The Apache JAMES team has posted Apache Mime4J 0.3, an open source Java library for parsing e-mail messages.

mime4j provides a parser, MimeStreamParser , for e-mail message streams in plain rfc822 and MIME format. The parser uses a callback mechanism to report parsing events such as the start of an entity header, the start of a body, etc. If you are familiar with the SAX XML parser interface you should have no problem getting started with mime4j.

The parser only deals with the structure of the message stream. It won't do any decoding of base64 or quoted-printable encoded header fields and bodies. This is intentional - the parser should only provide the most basic functionality needed to build more complex parsers. However, mime4j does include facilities to decode bodies and fields and the Message class described below handles decoding of fields and bodies transparently.

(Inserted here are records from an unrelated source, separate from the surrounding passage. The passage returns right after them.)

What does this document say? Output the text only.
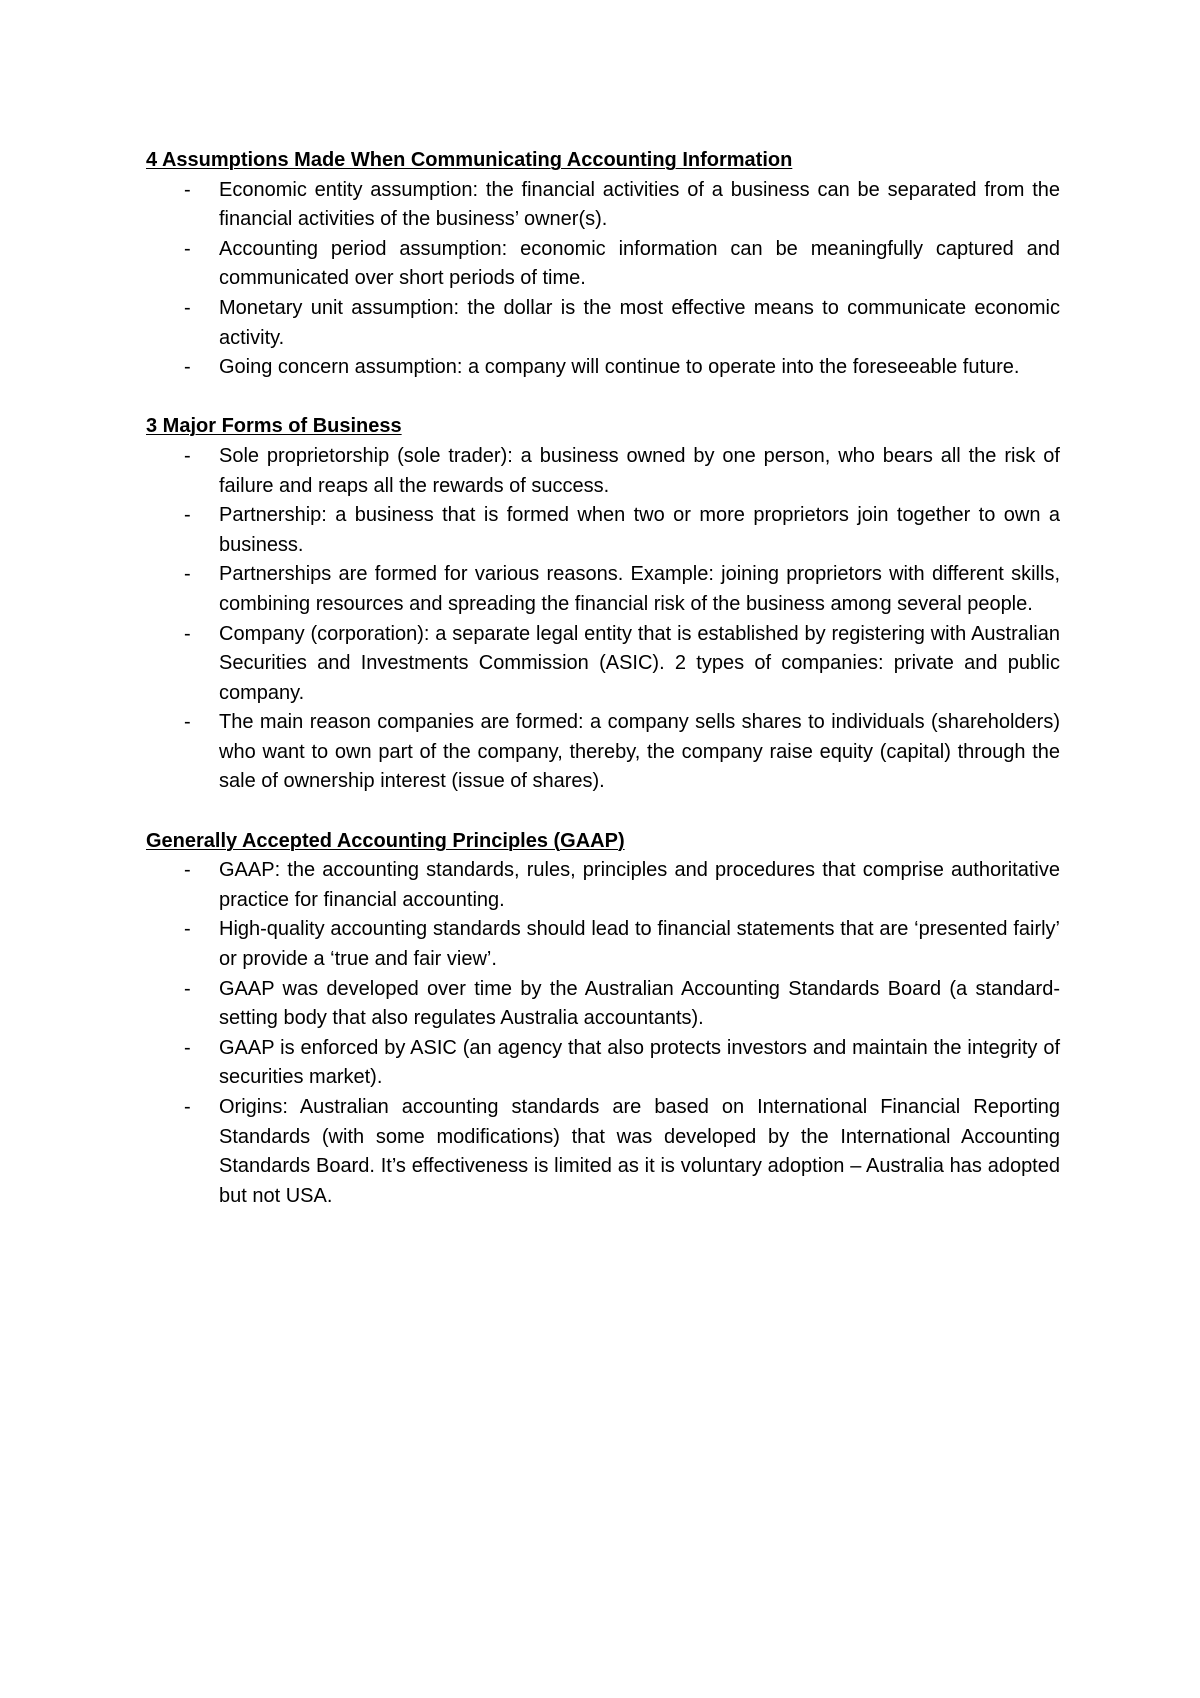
4 Assumptions Made When Communicating Accounting Information

- Economic entity assumption: the financial activities of a business can be separated from the financial activities of the business’ owner(s).
- Accounting period assumption: economic information can be meaningfully captured and communicated over short periods of time.
- Monetary unit assumption: the dollar is the most effective means to communicate economic activity.
- Going concern assumption: a company will continue to operate into the foreseeable future.

3 Major Forms of Business

- Sole proprietorship (sole trader): a business owned by one person, who bears all the risk of failure and reaps all the rewards of success.
- Partnership: a business that is formed when two or more proprietors join together to own a business.
- Partnerships are formed for various reasons. Example: joining proprietors with different skills, combining resources and spreading the financial risk of the business among several people.
- Company (corporation): a separate legal entity that is established by registering with Australian Securities and Investments Commission (ASIC). 2 types of companies: private and public company.
- The main reason companies are formed: a company sells shares to individuals (shareholders) who want to own part of the company, thereby, the company raise equity (capital) through the sale of ownership interest (issue of shares).

Generally Accepted Accounting Principles (GAAP)

- GAAP: the accounting standards, rules, principles and procedures that comprise authoritative practice for financial accounting.
- High-quality accounting standards should lead to financial statements that are ‘presented fairly’ or provide a ‘true and fair view’.
- GAAP was developed over time by the Australian Accounting Standards Board (a standard-setting body that also regulates Australia accountants).
- GAAP is enforced by ASIC (an agency that also protects investors and maintain the integrity of securities market).
- Origins: Australian accounting standards are based on International Financial Reporting Standards (with some modifications) that was developed by the International Accounting Standards Board. It’s effectiveness is limited as it is voluntary adoption – Australia has adopted but not USA.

The parser has been designed to be extremely tolerant against messages violating the standards. It has been tested using a large corpus (>5000) of e-mail messages. As a benchmark the widely used perl MIME::Tools parser has been used. mime4j and MIME:Tools rarely differ (<25 in those 5000). When they do (which only occurs for illegally formatted spam messages) we think mime4j does a better job.

mime4j can also be used to build a tree representation of an e-mail message using the Message class. Using this facility mime4j automatically handles the decoding of fields and bodies and uses temporary files for large attachments. This representation is similar to the representation constructed by the JavaMail API:s but is more tolerant to messages violating the standards.